E il legale coinvolto si giustifica dicendo che non è stato lui, ma una collaboratrice. E che lui, di tutto questo, non ne sapeva nulla.

Negli Stati Uniti, per casi simili, sono già partite sanzioni disciplinari.
In Italia no.
Il Tribunale ha deciso di non applicare l’articolo 96 del codice di procedura civile (quello sulla lite temeraria), sostenendo che le sentenze false erano state usate solo per rafforzare la tesi difensiva e non per agire in malafede.
Ma questo non significa che sia passata liscia.
I giudici hanno comunque condannato la superficialità della condotta, parlando chiaramente di “omessa verifica dell’esistenza delle sentenze restituite dall’IA”.
Tradotto: se chiediamo aiuto a un’intelligenza artificiale, dobbiamo controllare che non si inventi le risposte.

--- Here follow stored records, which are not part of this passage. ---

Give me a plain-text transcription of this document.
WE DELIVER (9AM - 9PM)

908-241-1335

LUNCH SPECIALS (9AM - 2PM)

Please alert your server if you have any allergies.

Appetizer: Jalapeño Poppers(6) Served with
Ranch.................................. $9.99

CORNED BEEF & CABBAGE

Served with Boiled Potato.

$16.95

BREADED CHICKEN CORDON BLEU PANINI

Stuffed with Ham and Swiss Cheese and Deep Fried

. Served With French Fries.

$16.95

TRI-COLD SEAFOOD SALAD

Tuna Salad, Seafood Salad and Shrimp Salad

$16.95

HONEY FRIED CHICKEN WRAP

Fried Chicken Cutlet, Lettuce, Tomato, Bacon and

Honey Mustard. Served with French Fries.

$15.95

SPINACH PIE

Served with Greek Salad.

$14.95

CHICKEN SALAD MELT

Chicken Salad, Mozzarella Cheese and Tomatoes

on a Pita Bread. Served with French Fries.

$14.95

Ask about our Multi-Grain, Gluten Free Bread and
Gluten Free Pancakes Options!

Il punto è che l’IA non è una bacchetta magica, ma uno strumento.
E chi lo usa, ha il dovere di sapere come funziona.
Altrimenti il rischio è quello di infilare in atti ufficiali citazioni mai esistite, con tutte le conseguenze del caso.
Per questo lo ripeto da tempo: serve formazione vera per chi lavora nel diritto, a ogni livello.
Serve anche una deontologia aggiornata, capace di indicare come e quando possiamo affidarci all’IA senza metterci nei guai.

Perché l’Intelligenza Artificiale non è il futuro.
È il presente.
E ha già messo piede nei nostri studi e nei Tribunali.
Tanto vale imparare a conviverci, e usarla con la testa.